Em pessoas idosas, a qualidade do sono está diretamente relacionada à manutenção da autonomia e da independência. Dormir bem ajuda a preservar o equilíbrio, reduz o risco de quedas, melhora o desempenho nas atividades do dia a dia e contribui para uma vida mais ativa.
Estudos científicos também mostram que noites mal dormidas podem aumentar o risco de declínio cognitivo, doenças cardiovasculares, diabetes, depressão e piora da qualidade de vida.
Por isso, compreender a relação entre sono e envelhecimento é uma forma de promover um envelhecimento mais saudável. Embora algumas mudanças sejam esperadas, envelhecer não significa perder a capacidade de dormir bem.
Com hábitos adequados, acompanhamento médico quando necessário e tratamento dos distúrbios do sono, é possível manter noites mais tranquilas e aproveitar melhor os benefícios que um sono reparador oferece ao corpo e à mente.

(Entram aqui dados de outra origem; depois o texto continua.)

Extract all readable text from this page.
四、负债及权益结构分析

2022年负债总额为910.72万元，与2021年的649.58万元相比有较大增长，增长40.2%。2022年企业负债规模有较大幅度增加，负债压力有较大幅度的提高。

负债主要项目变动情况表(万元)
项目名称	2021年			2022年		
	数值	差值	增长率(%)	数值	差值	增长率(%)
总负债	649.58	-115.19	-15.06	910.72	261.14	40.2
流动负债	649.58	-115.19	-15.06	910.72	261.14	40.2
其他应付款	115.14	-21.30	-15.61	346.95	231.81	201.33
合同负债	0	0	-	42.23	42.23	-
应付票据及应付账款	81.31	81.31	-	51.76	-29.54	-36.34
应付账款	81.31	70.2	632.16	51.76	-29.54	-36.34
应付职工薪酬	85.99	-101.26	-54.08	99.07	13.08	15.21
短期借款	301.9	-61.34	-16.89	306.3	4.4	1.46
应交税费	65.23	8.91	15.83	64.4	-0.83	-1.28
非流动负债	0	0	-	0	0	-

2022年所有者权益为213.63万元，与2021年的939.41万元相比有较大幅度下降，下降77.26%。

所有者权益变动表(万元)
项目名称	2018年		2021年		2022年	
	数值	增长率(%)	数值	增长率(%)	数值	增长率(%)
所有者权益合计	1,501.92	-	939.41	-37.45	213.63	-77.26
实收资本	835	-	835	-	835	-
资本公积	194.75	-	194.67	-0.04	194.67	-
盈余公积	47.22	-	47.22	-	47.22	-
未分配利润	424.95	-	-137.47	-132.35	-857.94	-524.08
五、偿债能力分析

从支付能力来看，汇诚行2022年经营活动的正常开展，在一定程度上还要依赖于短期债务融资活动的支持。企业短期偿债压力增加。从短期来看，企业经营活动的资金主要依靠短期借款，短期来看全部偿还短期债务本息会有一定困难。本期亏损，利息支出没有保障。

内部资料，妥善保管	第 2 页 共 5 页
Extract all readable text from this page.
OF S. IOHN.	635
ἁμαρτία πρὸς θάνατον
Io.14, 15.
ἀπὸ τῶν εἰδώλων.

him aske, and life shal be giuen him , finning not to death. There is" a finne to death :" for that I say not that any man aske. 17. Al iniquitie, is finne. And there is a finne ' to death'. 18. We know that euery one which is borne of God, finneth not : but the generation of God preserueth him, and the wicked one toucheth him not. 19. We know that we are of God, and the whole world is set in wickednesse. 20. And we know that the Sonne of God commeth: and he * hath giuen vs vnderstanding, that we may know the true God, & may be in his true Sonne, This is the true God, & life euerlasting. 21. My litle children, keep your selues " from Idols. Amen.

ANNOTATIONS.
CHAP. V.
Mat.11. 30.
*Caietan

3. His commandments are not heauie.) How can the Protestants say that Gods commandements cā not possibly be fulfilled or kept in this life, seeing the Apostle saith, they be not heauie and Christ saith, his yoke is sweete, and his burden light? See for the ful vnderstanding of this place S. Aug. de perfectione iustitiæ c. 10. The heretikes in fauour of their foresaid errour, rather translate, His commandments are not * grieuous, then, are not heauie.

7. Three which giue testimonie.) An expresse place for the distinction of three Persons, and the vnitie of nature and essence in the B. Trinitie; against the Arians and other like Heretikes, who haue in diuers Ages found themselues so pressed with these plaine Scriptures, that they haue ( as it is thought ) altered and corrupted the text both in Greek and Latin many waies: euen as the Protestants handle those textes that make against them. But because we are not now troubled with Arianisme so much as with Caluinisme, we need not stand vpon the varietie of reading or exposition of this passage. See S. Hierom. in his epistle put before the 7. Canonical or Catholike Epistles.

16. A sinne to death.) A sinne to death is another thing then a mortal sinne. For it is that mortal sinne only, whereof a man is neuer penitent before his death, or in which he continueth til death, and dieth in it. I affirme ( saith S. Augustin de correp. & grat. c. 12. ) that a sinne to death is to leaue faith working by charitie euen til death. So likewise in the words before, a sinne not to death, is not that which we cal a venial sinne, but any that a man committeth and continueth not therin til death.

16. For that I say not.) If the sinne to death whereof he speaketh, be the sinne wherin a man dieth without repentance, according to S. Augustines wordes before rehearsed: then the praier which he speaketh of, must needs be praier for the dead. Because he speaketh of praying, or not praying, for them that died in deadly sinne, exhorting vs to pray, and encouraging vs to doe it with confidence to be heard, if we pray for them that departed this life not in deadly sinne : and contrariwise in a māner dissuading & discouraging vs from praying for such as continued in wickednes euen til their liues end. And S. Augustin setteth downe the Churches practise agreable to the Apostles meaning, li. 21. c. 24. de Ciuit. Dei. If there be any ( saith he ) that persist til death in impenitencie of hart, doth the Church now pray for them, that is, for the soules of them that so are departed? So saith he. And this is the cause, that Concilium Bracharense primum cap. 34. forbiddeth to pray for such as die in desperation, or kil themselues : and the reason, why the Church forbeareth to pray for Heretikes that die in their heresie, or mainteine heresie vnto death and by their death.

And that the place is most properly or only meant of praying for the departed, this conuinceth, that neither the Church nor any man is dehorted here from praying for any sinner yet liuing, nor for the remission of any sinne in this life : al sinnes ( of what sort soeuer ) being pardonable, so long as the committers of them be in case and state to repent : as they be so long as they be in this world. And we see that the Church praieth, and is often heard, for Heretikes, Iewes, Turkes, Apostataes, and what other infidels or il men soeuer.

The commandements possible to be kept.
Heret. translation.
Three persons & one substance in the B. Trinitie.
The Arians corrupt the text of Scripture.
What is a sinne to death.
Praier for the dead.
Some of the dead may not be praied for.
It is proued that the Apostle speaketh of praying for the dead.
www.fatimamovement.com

Quando procurar um geriatra?
Se as alterações no sono forem frequentes, persistirem por mais de algumas semanas ou começarem a afetar a disposição, a memória ou a qualidade de vida, vale a pena procurar um geriatra ou um médico especializado em Medicina do Sono.
Esses profissionais podem identificar se as mudanças fazem parte do envelhecimento fisiológico ou se estão relacionadas a doenças, medicamentos ou distúrbios específicos do sono. Em muitos casos, pequenas mudanças na rotina ou o tratamento da causa de base já são suficientes para melhorar significativamente a qualidade do descanso.
FAQ
Quantas horas o idoso deve dormir?
A OMS recomenda entre 7 e 8 horas por noite para pessoas com 65 anos ou mais. O mais importante é que o sono seja reparador e não cause sonolência ou cansaço durante o dia.
É normal o idoso dormir menos?
Sim. Sono mais leve, despertares noturnos e acordar mais cedo são mudanças fisiológicas comuns na terceira idade. Quando isso compromete a disposição ou a qualidade de vida, é hora de buscar avaliação médica.
O que causa insônia em idosos?
Doenças crônicas, medicamentos, ansiedade, dores, necessidade de urinar à noite e sedentarismo estão entre as causas mais comuns. Tratar a causa de base costuma melhorar o sono significativamente.
Como melhorar o sono na terceira idade?
Manter horários regulares, se expor à luz natural pela manhã, praticar atividade física, evitar cafeína e telas antes de dormir e manter o quarto escuro e silencioso são as principais medidas recomendadas pela Sociedade Brasileira do Sono.
Quando procurar um médico por causa do sono?
Se os problemas persistirem por mais de algumas semanas ou afetarem a memória, a disposição ou as atividades diárias, procure um geriatra ou especialista em Medicina do Sono.